GROZNY, Russia -- Ramzan Kadyrov, a widely feared militia commander and son of the assassinated president of Chechnya, emerged yesterday as the likely successor, leading many Chechens to predict a new escalation of violence in a region already ruined by a decade of war. As Akhmad Kadyrov's sheepskin-draped body was laid to rest in his home village, Ramzan, 27, was named the top Chechen official in the regional government. This places him just below a Russian who was named acting president of Chechnya on Sunday.
Many Russian analysts and Chechens saw the move as a precursor to naming him president. His father, a close ally of Russia, was killed by a bomb that exploded under his reviewing stand during a military holiday celebration here in the Chechen capital Sunday. Ramzan has become known in the past two years as one of the most brutal figures in a place filled with them. His militia of 1,500 to 3,000 fighters, many of them former rebels who switched sides to back the government, is allied with Russian occupation forces. Many Chechens and human rights groups accuse Ramzan's unit of kidnapping, torturing, and killing civilians. He has denied the allegations.
His father served as Chechnya's chief mufti, or religious leader, and was an early rebel commander who later reversed course to become the Kremlin's designated leader. Without his father's political weight, the young Kadyrov might draw challenges from other factions and clans eager to reassert their influence.
Residents were bracing yesterday for retribution for the bomb attack. Streets in the shelled and shattered capital were virtually empty of civilians, while police and soldiers increased their presence throughout the city.
"Things are going to get a lot worse in the near future," said Roman, 50, an unemployed factory worker who did not want to give his last name for fear of retaliation. He predicted a cycle of reprisals.
Another man standing nearby interjected that the Russians needed to deal with renegades more firmly. "As long as Moscow doesn't use a truncheon, there won't be order here," he said.
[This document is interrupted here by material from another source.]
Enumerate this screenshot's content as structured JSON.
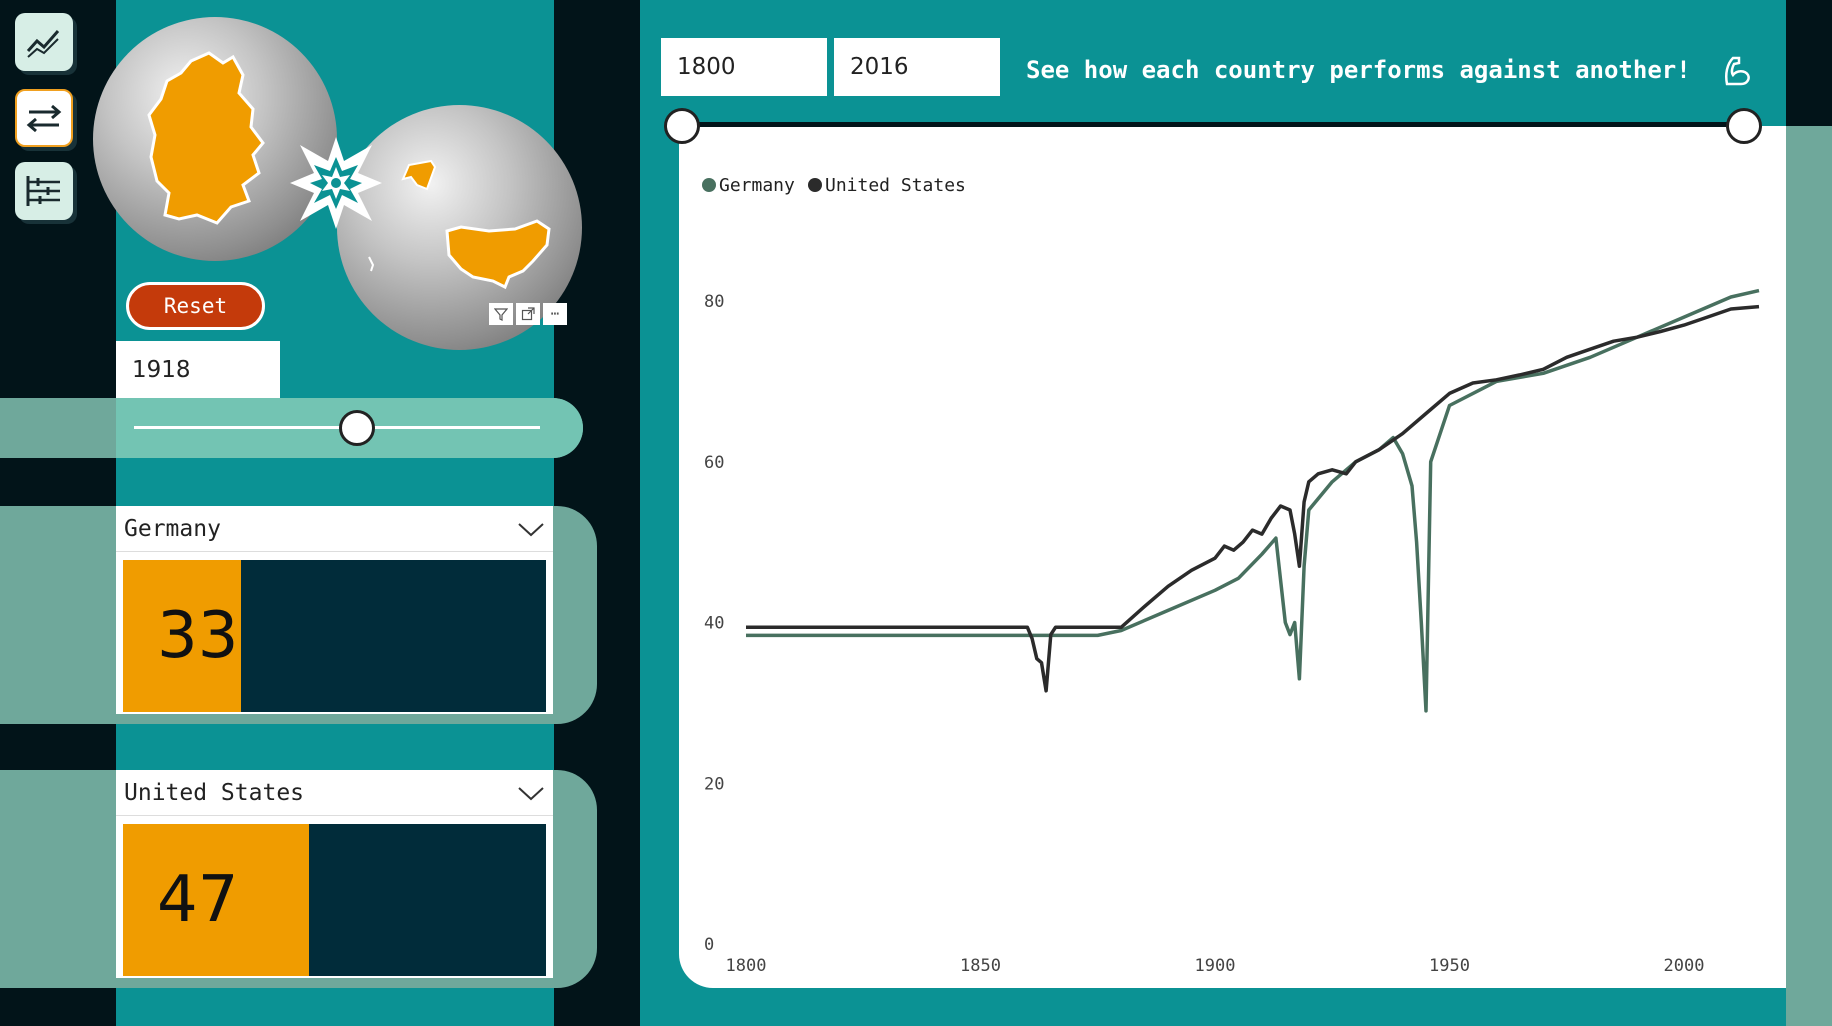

That view did not appear popular with the people surrounding him, who began arguing.
Akhmad Kadyrov's death inspired this kind of reaction but little outward grief in the capital he ran since Russian President Vladimir Putin appointed him administrator in June 2000. A drive around the city and interviews in public places yielded no outpourings of emotion, only a sense of uncertainty and dread.
Kadyrov, 52, was at Grozny's recently renovated Dynamo stadium overseeing the annual celebration of the 1945 defeat of Nazi Germany when a bomb cobbled together from two artillery shells exploded underneath the wooden reviewing stand.
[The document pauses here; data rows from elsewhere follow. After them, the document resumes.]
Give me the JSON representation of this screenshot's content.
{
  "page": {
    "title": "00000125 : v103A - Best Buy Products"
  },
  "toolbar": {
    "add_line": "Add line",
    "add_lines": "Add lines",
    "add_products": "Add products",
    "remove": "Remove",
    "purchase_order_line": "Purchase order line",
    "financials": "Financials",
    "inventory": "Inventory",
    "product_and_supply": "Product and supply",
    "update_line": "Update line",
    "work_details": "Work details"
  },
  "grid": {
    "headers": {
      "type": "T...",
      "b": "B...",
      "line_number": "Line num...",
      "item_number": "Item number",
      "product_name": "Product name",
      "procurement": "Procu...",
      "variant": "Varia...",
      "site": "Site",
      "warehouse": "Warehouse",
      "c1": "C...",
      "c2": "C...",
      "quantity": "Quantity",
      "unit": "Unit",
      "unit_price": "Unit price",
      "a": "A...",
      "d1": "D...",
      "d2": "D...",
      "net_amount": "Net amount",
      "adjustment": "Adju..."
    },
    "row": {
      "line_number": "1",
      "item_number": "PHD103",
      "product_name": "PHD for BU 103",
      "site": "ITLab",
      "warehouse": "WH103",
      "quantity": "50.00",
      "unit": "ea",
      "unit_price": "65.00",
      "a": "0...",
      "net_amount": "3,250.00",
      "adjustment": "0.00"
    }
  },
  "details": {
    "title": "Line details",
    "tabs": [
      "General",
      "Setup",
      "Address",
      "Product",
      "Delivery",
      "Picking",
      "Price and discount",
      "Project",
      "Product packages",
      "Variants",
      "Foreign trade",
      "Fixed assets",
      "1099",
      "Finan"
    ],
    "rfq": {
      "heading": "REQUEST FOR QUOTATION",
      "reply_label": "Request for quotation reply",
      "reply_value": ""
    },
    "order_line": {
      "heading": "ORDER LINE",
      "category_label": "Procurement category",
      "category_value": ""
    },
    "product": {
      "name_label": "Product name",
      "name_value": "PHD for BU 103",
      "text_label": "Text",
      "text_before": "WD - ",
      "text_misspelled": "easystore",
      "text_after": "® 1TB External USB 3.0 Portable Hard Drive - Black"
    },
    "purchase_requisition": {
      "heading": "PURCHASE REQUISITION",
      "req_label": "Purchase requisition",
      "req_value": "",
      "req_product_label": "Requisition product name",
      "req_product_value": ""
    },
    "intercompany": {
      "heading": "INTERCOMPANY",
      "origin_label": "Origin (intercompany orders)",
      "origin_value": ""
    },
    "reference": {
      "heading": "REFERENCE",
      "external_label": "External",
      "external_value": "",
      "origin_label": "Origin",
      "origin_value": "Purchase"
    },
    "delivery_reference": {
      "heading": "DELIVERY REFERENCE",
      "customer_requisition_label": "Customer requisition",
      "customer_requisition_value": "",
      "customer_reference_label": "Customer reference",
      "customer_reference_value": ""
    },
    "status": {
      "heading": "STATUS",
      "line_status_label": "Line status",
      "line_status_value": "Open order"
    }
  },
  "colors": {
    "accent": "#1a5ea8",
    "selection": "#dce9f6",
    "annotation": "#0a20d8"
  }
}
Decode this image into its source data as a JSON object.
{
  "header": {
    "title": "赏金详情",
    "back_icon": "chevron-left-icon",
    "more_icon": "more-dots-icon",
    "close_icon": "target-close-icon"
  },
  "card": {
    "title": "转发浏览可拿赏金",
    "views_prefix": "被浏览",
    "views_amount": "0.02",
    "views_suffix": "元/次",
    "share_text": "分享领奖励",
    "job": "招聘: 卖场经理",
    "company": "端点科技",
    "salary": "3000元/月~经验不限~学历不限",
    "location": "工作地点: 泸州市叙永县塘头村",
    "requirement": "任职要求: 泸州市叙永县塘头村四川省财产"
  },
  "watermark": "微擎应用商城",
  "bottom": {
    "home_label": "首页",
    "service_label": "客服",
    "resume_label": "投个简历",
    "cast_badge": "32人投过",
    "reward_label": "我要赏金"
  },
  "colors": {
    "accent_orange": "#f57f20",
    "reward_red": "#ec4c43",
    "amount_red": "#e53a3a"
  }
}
After a day of varying casualty reports, officials yesterday put the death toll at six and said 57 people were injured, including five children.
Kadyrov was buried yesterday in his home village of Tsentoroi as thousands gathered. "He was a real patriot of his homeland, and he was a worthy son of his people," Magomedali Magomedov, chairman of the legislature in neighboring Dagestan, said at the televised funeral service.